The theme that runs through the menu is honey, often combined with tamarind into a tropical sweet-sour. This is not a major flaw, but the sameness grows annoying. While most Vietnamese restaurants lack so pronounced a sweet tooth, these dishes aren't adapted so much to American tastes, says the owner, as to the tastes of the French colonials.
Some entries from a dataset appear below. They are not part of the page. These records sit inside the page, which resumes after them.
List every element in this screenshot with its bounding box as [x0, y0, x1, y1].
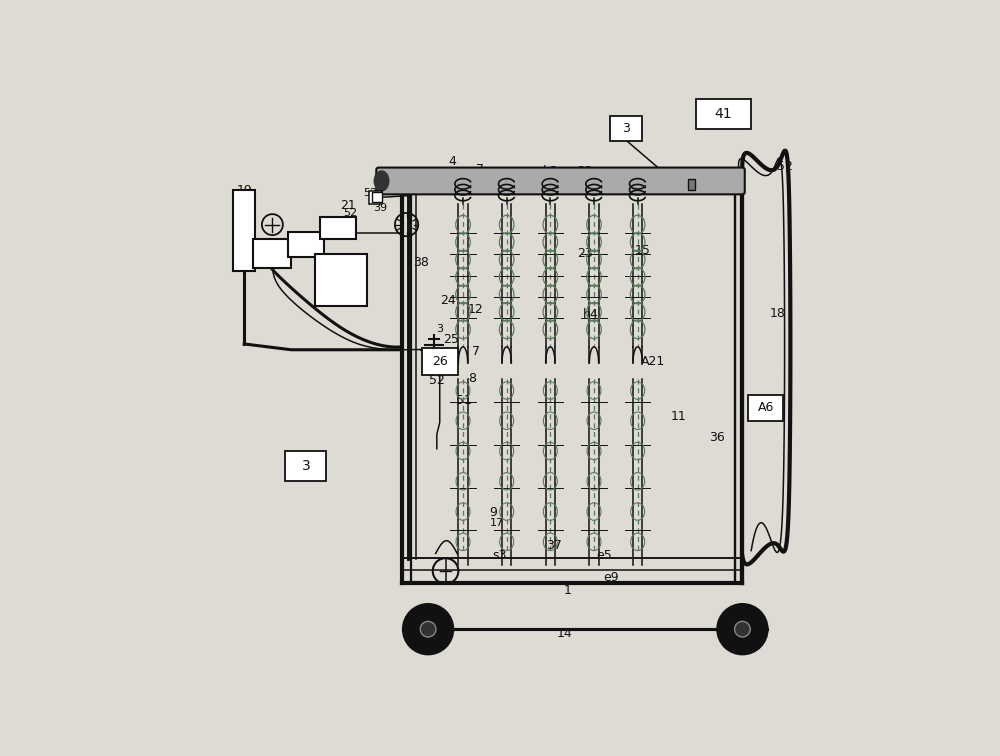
Circle shape: [718, 605, 767, 654]
Text: 17: 17: [490, 518, 504, 528]
Text: 20: 20: [265, 252, 281, 265]
Text: 1: 1: [564, 584, 572, 596]
Text: 8: 8: [468, 373, 476, 386]
Text: 4: 4: [449, 155, 456, 169]
Bar: [372, 192, 382, 203]
Text: A21: A21: [641, 355, 665, 368]
Circle shape: [404, 605, 453, 654]
Bar: [369, 191, 382, 204]
Text: 19: 19: [236, 184, 252, 197]
Bar: [320, 217, 356, 239]
Text: e9: e9: [604, 572, 619, 584]
Text: 24: 24: [441, 294, 456, 307]
Text: 52: 52: [363, 187, 377, 197]
Text: 18: 18: [769, 307, 785, 320]
Bar: [748, 395, 783, 421]
Text: s3: s3: [493, 549, 507, 562]
Text: e5: e5: [596, 549, 612, 562]
Text: 3: 3: [436, 324, 443, 334]
Bar: [696, 99, 751, 129]
Text: 5: 5: [335, 222, 343, 235]
Bar: [688, 178, 695, 191]
Text: 23: 23: [577, 247, 593, 260]
Text: 9: 9: [489, 507, 497, 519]
Text: 3: 3: [622, 122, 630, 135]
Text: 14: 14: [557, 627, 573, 640]
Bar: [253, 239, 291, 268]
Text: A6: A6: [758, 401, 774, 414]
Text: 25: 25: [443, 333, 459, 346]
Text: A4: A4: [671, 175, 688, 187]
Text: 6: 6: [304, 234, 312, 247]
Circle shape: [420, 621, 436, 637]
Text: 2: 2: [439, 169, 447, 181]
Bar: [422, 349, 458, 374]
Text: 12: 12: [468, 302, 484, 315]
Bar: [288, 232, 324, 256]
Bar: [285, 451, 326, 482]
Text: 37: 37: [546, 540, 562, 553]
Ellipse shape: [374, 171, 389, 191]
Text: 7: 7: [476, 163, 484, 176]
Text: 52: 52: [429, 374, 445, 387]
FancyBboxPatch shape: [376, 168, 745, 194]
Text: 16: 16: [700, 183, 715, 196]
Text: 36: 36: [710, 431, 725, 444]
Text: 13: 13: [420, 633, 436, 646]
Text: 51: 51: [456, 394, 472, 407]
Text: 26: 26: [432, 355, 448, 368]
Text: h4: h4: [583, 308, 599, 321]
Text: h3: h3: [542, 165, 558, 178]
Text: 7: 7: [472, 345, 480, 358]
Text: 15: 15: [635, 244, 651, 257]
Bar: [233, 190, 255, 271]
Circle shape: [735, 621, 750, 637]
Text: 52: 52: [344, 208, 358, 218]
Text: 38: 38: [413, 256, 429, 269]
Text: 11: 11: [671, 411, 686, 423]
Text: 22: 22: [577, 165, 593, 178]
Text: 21: 21: [340, 200, 356, 212]
Text: +17: +17: [596, 174, 620, 184]
Text: 52: 52: [777, 160, 793, 173]
Text: 41: 41: [714, 107, 732, 121]
Text: 3: 3: [301, 459, 310, 473]
Text: 39: 39: [373, 203, 387, 213]
Bar: [610, 116, 642, 141]
Bar: [315, 254, 367, 306]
The restaurant offers just two desserts: coconut-fried banana and Vietnamese-French "flan" (crème caramel). We passed. Not only were we full, but we'd had our share of sweetness for an evening. Yet we were also content. The only other local Vietnamese restaurant that I know of to serve the cosmopolitan French-influenced dishes of South Vietnam is Le Bambou in Del Mar. At Saigon on Fifth, you can enjoy a distinctive version of this cuisine without a fraught passage through the I-5 "Merge of Death." As the Governator used to say, "I'll be back."

ABOUT THE OWNERS

Saigon-born Richard Hong Luu comes from a Vietnamese restaurant family. "My uncle owned a restaurant in Saigon that only the upper class could afford -- royalty, ambassadors, corporate businessmen. The food was a combination of Vietnamese and French, from the colonial era in the country. He had to charge a lot -- $20 per dish! -- because the food took a lot of labor and good ingredients."

Luu's mother is Vietnamese, his father is Chinese. "We've always had Chinese restaurants, but my mother wanted to do a Vietnamese restaurant -- more fresh." In San Diego, he's been operating restaurants for 20 years, including Taste of Szechwan and Thai Cafe in Kearny Mesa. "My mom used to cook for one of the royal families in Vietnam. Many of the dishes we do are royal dishes. She used to cook here almost full time, but now she's cut back to a few hours a week. She's always cooked for lots of people. Now she's thinking of teaching cooking and writing a Vietnamese cookbook to expose more people to our authentic flavors -- not the simple flavors, but the dishes from the colonial era, when the food became a combination of Vietnamese and French."